Someone with a €300,000 variable-rate mortgage repayable over 30 years has seen their monthly repayments plunge from €1,750 per month to just €1,224 per month, a saving of more than €500 per month.
Meanwhile, the tens of thousands of homeowners who are locked into fixed-rate mortgages can only look on enviously as they continue to pay the previous, higher rates. Not surprisingly, with household budgets stretched as tight as a drum, some fixed-rate mortgage holders have argued that the banks and/or the Government should "do something" about the plight of fixed-rate mortgage borrowers.
So what should the Government and/or the banks "do" about this situation?
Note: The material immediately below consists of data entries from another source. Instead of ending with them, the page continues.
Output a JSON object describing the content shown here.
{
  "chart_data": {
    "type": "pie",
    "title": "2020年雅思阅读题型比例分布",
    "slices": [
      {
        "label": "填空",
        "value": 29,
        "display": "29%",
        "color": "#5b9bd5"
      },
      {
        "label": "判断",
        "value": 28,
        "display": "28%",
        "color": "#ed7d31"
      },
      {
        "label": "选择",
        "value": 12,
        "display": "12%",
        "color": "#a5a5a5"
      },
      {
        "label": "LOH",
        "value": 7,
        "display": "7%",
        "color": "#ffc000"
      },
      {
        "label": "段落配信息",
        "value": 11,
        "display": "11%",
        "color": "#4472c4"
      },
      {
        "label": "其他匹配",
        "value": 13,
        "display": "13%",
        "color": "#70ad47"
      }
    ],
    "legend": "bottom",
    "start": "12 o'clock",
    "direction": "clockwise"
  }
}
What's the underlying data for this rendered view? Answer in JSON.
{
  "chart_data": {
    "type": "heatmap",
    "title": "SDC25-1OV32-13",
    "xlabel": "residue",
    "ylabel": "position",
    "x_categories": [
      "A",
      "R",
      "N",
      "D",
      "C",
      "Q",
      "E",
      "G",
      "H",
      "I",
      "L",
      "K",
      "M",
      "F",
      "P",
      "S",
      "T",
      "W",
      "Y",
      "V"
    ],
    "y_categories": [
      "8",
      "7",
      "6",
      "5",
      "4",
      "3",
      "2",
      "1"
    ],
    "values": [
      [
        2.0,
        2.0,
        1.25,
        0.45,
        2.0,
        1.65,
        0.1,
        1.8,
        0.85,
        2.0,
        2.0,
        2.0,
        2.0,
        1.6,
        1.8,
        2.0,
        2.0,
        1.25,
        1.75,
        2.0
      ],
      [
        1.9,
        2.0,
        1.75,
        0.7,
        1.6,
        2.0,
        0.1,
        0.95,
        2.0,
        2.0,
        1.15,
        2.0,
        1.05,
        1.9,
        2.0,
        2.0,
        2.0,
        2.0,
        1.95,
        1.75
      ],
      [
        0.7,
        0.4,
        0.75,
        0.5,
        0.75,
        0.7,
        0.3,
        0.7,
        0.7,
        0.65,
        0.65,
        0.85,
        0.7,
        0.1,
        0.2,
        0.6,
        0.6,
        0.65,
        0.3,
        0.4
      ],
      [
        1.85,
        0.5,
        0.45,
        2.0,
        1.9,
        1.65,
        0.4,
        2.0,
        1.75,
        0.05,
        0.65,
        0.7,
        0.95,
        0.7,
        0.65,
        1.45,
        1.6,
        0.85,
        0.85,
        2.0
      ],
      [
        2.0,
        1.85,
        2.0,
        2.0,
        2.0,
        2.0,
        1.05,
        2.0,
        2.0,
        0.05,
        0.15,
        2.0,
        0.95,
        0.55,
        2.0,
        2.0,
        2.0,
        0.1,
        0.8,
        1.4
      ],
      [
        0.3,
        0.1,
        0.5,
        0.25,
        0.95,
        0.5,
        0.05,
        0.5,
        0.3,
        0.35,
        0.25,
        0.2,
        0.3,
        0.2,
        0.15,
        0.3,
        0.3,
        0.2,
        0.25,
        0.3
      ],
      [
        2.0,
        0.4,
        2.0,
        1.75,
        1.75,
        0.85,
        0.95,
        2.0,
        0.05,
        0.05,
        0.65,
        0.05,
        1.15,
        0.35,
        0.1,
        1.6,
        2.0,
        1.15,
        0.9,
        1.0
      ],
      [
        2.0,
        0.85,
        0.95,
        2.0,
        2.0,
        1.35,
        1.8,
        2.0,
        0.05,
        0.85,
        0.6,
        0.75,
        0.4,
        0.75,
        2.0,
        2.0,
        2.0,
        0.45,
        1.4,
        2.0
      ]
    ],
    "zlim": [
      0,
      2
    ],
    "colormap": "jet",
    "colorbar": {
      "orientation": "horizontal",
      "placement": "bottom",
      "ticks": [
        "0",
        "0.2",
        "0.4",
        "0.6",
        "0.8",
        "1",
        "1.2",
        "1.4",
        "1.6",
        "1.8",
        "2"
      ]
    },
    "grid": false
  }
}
Preferably as little as possible.
Let's get real here. We're all consenting adults. The vast majority of those who took out fixed-rate mortgages knew exactly what they were doing. They wanted the security of knowing that their monthly repayments wouldn't increase if interest rates rose. And, when the ECB raised interest rates from 2pc to 4.25pc between December 2005 and July 2008, they reaped the benefit. Meanwhile the vast majority of homeowners who had opted for variable-rate mortgages had no option but to pay up.
Now that the boot is on the other foot it is fixed-rate mortgage borrowers who are losing out. Having been the beneficiaries of rising interest rates up to the middle of 2008 they are in a poor position to complain now that rates are falling.